Ovarian dermoid cysts, also known as mature cystic teratomas, are a type of ovarian cyst that contains a variety of tissues derived from multiple germ cell layers. They are typically benign and can develop during a woman's reproductive years.
Ovarian dermoid is a developmental anomaly of germ cell origin.
Clinical features:
1. Asymptomatic or mild symptoms: Ovarian dermoid cysts are often asymptomatic and may go unnoticed for a long time. When symptoms do occur, they are generally mild and non-specific. Some women may experience abdominal discomfort or a feeling of heaviness in the pelvis.
2. Pelvic pain: Larger ovarian dermoid cysts can cause pelvic pain or pressure, especially if they put pressure on surrounding structures or if they become twisted (torsion). Ovarian torsion is a medical emergency that occurs when the cyst twists, cutting off its blood supply and causing severe pain.
3. Abdominal bloating: Ovarian dermoid cysts can sometimes cause bloating or a distended abdomen due to their size or the presence of fluid within the cyst.
4. Reproductive and fertility issues: In some cases, ovarian dermoid cysts can affect fertility. They may interfere with normal ovulation or cause adhesions and scarring within the pelvis, affecting the function of the ovaries or fallopian tubes. However, the impact on fertility varies from person to person.
5. Rare complications: Although rare, ovarian dermoid cysts can lead to complications such as infection (if the cyst ruptures or becomes infected), ovarian torsion.
6. Malignant transformation is extremely rare, occurring in less than 1% of cases.

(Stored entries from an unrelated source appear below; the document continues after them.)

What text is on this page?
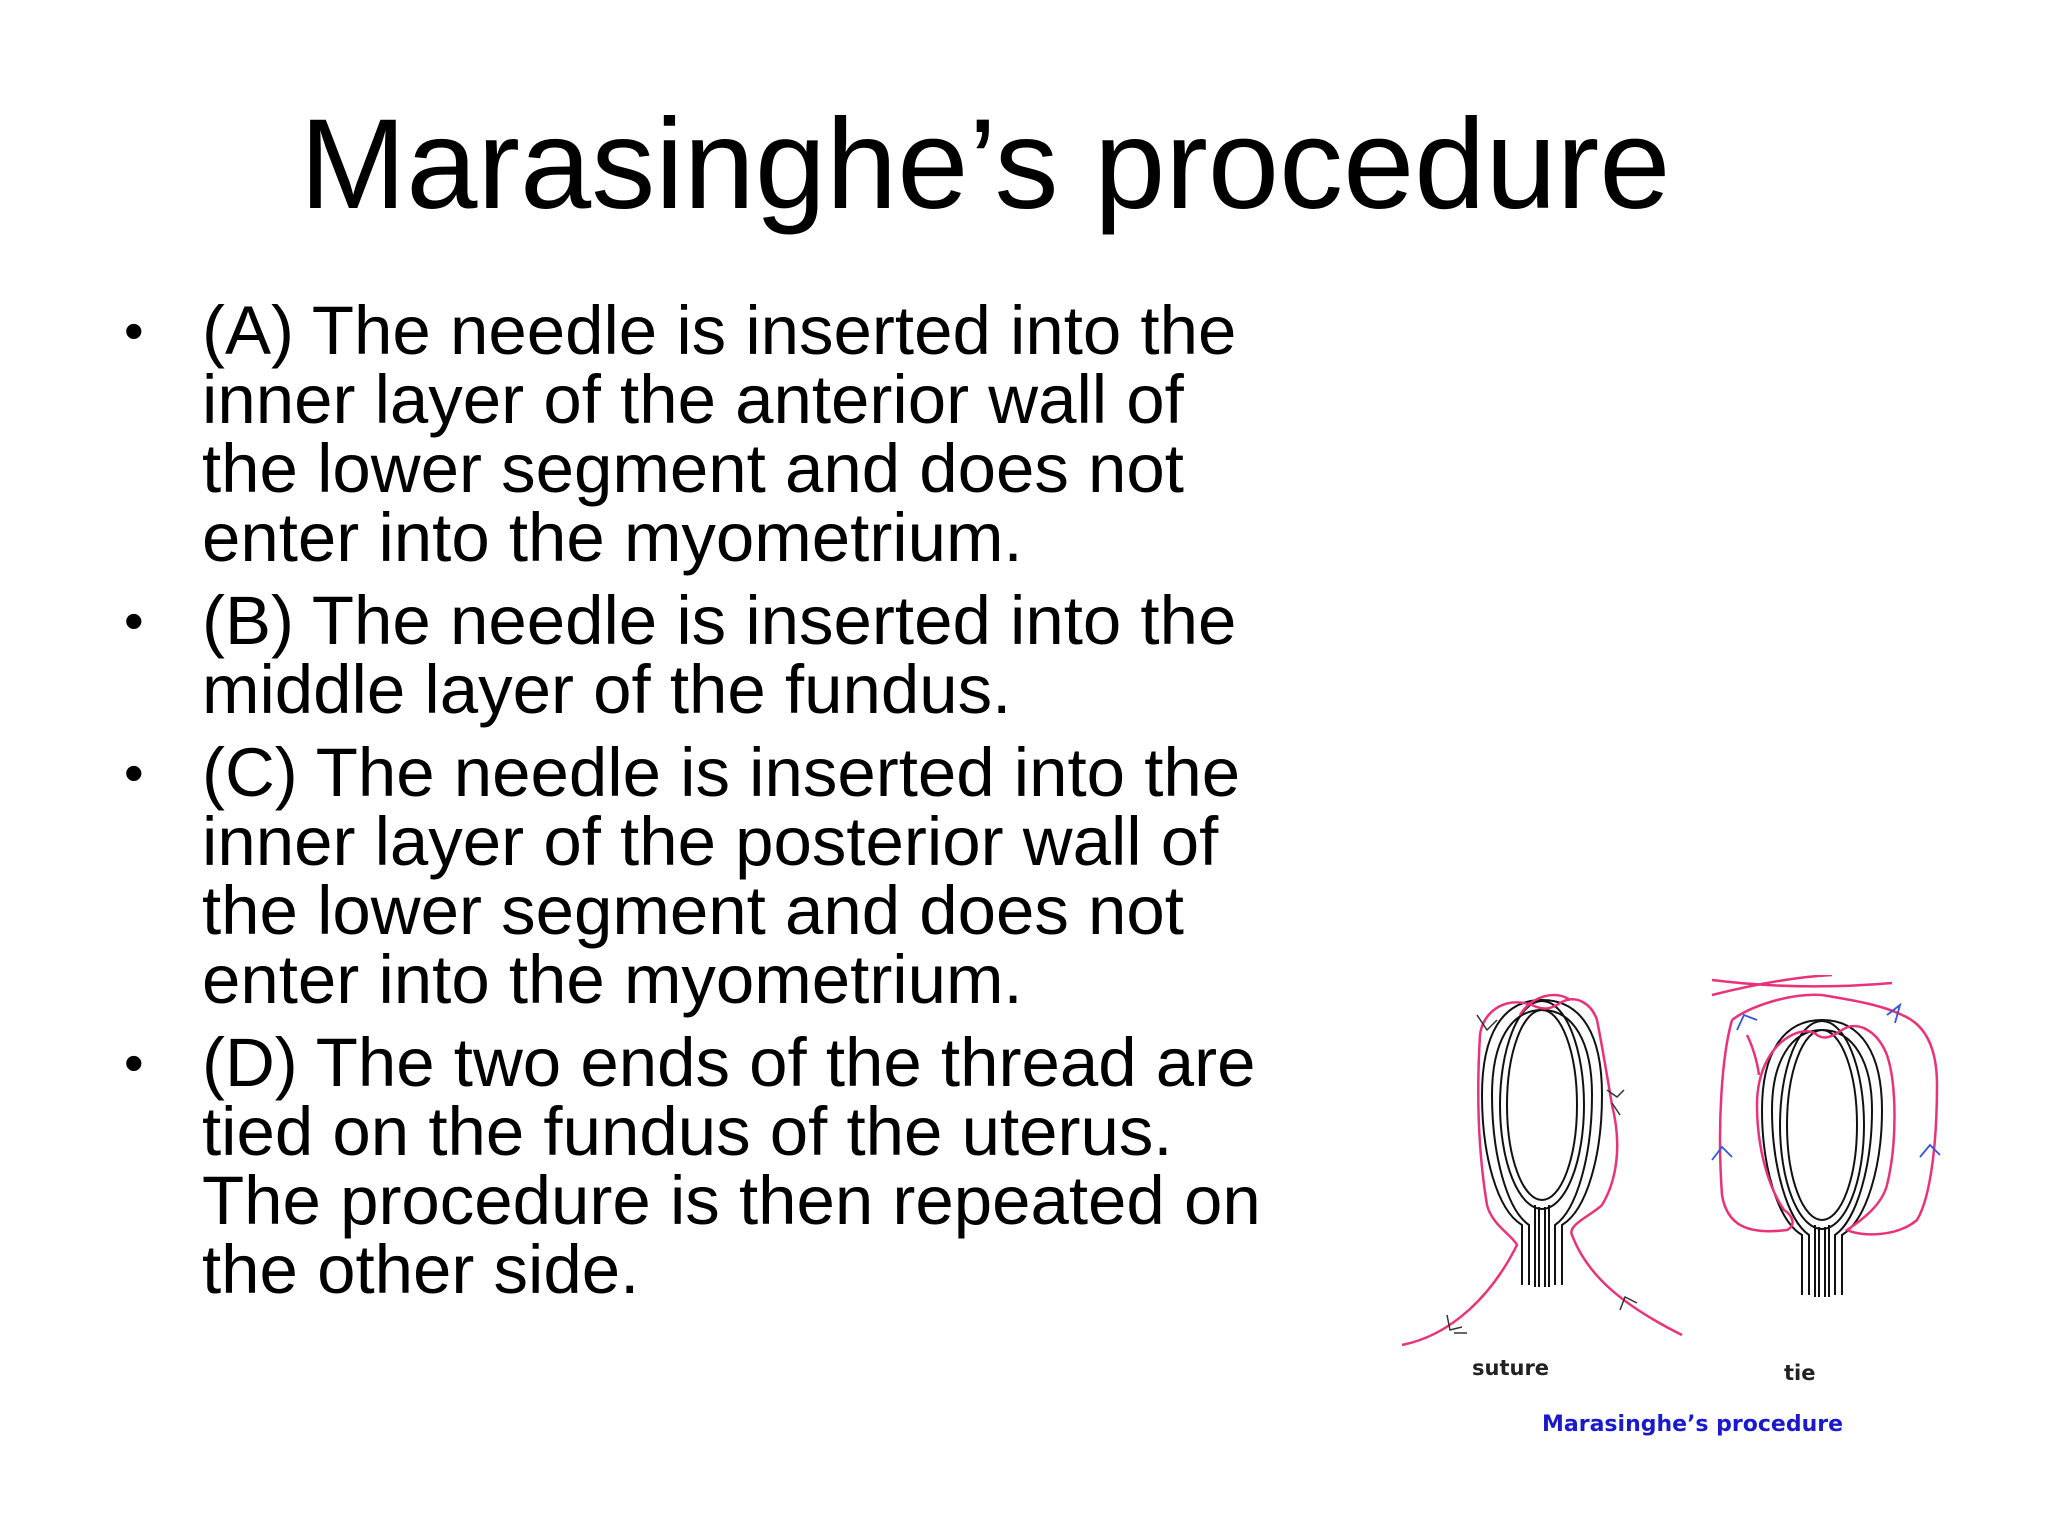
Marasinghe’s procedure
• (A) The needle is inserted into the
inner layer of the anterior wall of
the lower segment and does not
enter into the myometrium.
• (B) The needle is inserted into the
middle layer of the fundus.
• (C) The needle is inserted into the
inner layer of the posterior wall of
the lower segment and does not
enter into the myometrium.
• (D) The two ends of the thread are
tied on the fundus of the uterus.
The procedure is then repeated on
the other side.
suture	tie
Marasinghe’s procedure
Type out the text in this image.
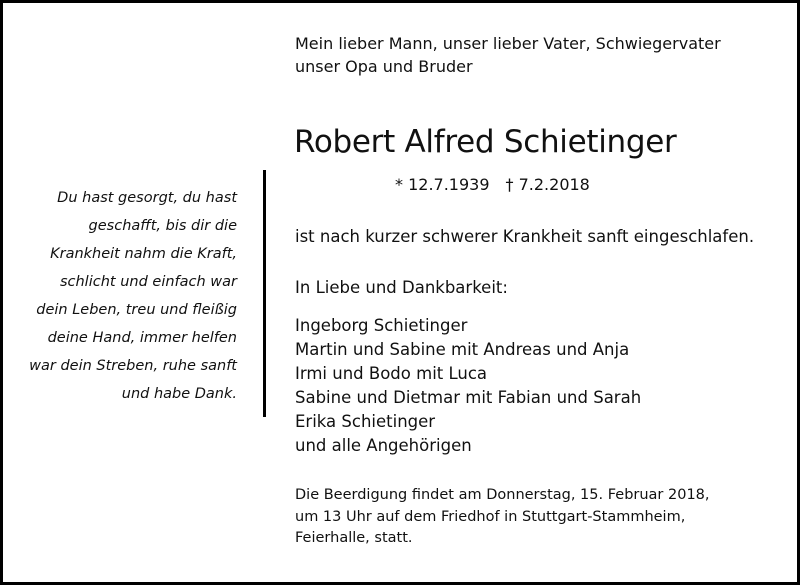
Mein lieber Mann, unser lieber Vater, Schwiegervater
unser Opa und Bruder
Robert Alfred Schietinger
* 12.7.1939 † 7.2.2018
ist nach kurzer schwerer Krankheit sanft eingeschlafen.
In Liebe und Dankbarkeit:
Ingeborg Schietinger
Martin und Sabine mit Andreas und Anja
Irmi und Bodo mit Luca
Sabine und Dietmar mit Fabian und Sarah
Erika Schietinger
und alle Angehörigen
Die Beerdigung findet am Donnerstag, 15. Februar 2018,
um 13 Uhr auf dem Friedhof in Stuttgart-Stammheim,
Feierhalle, statt.
Du hast gesorgt, du hast
geschafft, bis dir die
Krankheit nahm die Kraft,
schlicht und einfach war
dein Leben, treu und fleißig
deine Hand, immer helfen
war dein Streben, ruhe sanft
und habe Dank.
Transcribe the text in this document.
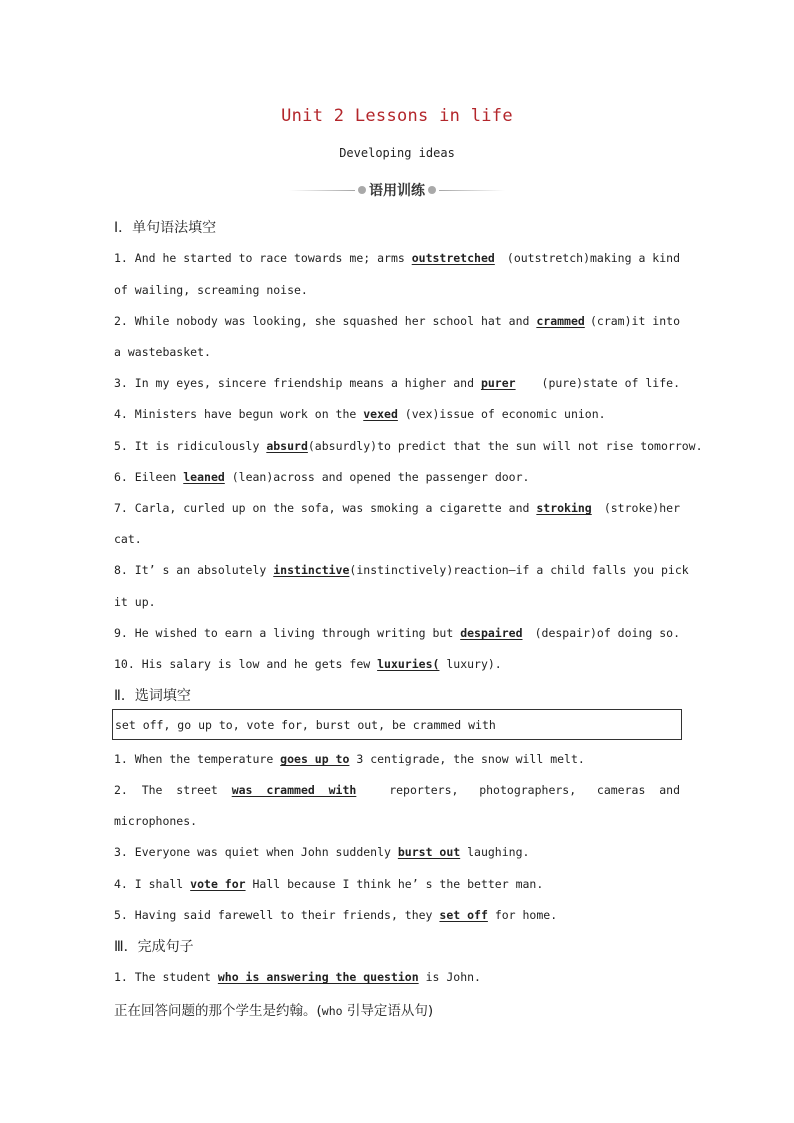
Unit 2 Lessons in life
Developing ideas
语用训练
Ⅰ．单句语法填空
1. And he started to race towards me; arms outstretched (outstretch)making a kind
of wailing, screaming noise.
2. While nobody was looking, she squashed her school hat and crammed (cram)it into
a wastebasket.
3. In my eyes, sincere friendship means a higher and purer (pure)state of life.
4. Ministers have begun work on the vexed (vex)issue of economic union.
5. It is ridiculously absurd (absurdly)to predict that the sun will not rise tomorrow.
6. Eileen leaned (lean)across and opened the passenger door.
7. Carla, curled up on the sofa, was smoking a cigarette and stroking (stroke)her
cat.
8. It’ s an absolutely instinctive (instinctively)reaction—if a child falls you pick
it up.
9. He wished to earn a living through writing but despaired (despair)of doing so.
10. His salary is low and he gets few luxuries( luxury).
Ⅱ．选词填空
set off, go up to, vote for, burst out, be crammed with
1. When the temperature goes up to 3 centigrade, the snow will melt.
2.  The  street  was  crammed  with reporters,   photographers,   cameras  and
microphones.
3. Everyone was quiet when John suddenly burst out laughing.
4. I shall vote for Hall because I think he’ s the better man.
5. Having said farewell to their friends, they set off for home.
Ⅲ．完成句子
1. The student who is answering the question is John.
正在回答问题的那个学生是约翰。(who 引导定语从句)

Diagnosis and management of ovarian dermoid cysts:
Ovarian dermoid cysts are typically diagnosed through imaging studies such as ultrasound or MRI, which can visualize the cystic structure and its contents. The characteristic feature of ovarian dermoid cysts is the presence of various tissues, including hair, teeth, fat, and sometimes more complex structures such as bone or cartilage.
The management of ovarian dermoid cysts depends on several factors, including the size of the cyst, the presence of symptoms, and the individual's reproductive plans. Small, asymptomatic cysts may be monitored through regular follow-up visits, while larger cysts or those causing symptoms may require surgical removal (cystectomy). In some cases, if the cyst is large, causing severe symptoms, or shows suspicious features, the ovary may need to be removed (oophorectomy).
It is important to consult your Gynaecologist for an accurate diagnosis and appropriate management options based on individual circumstances.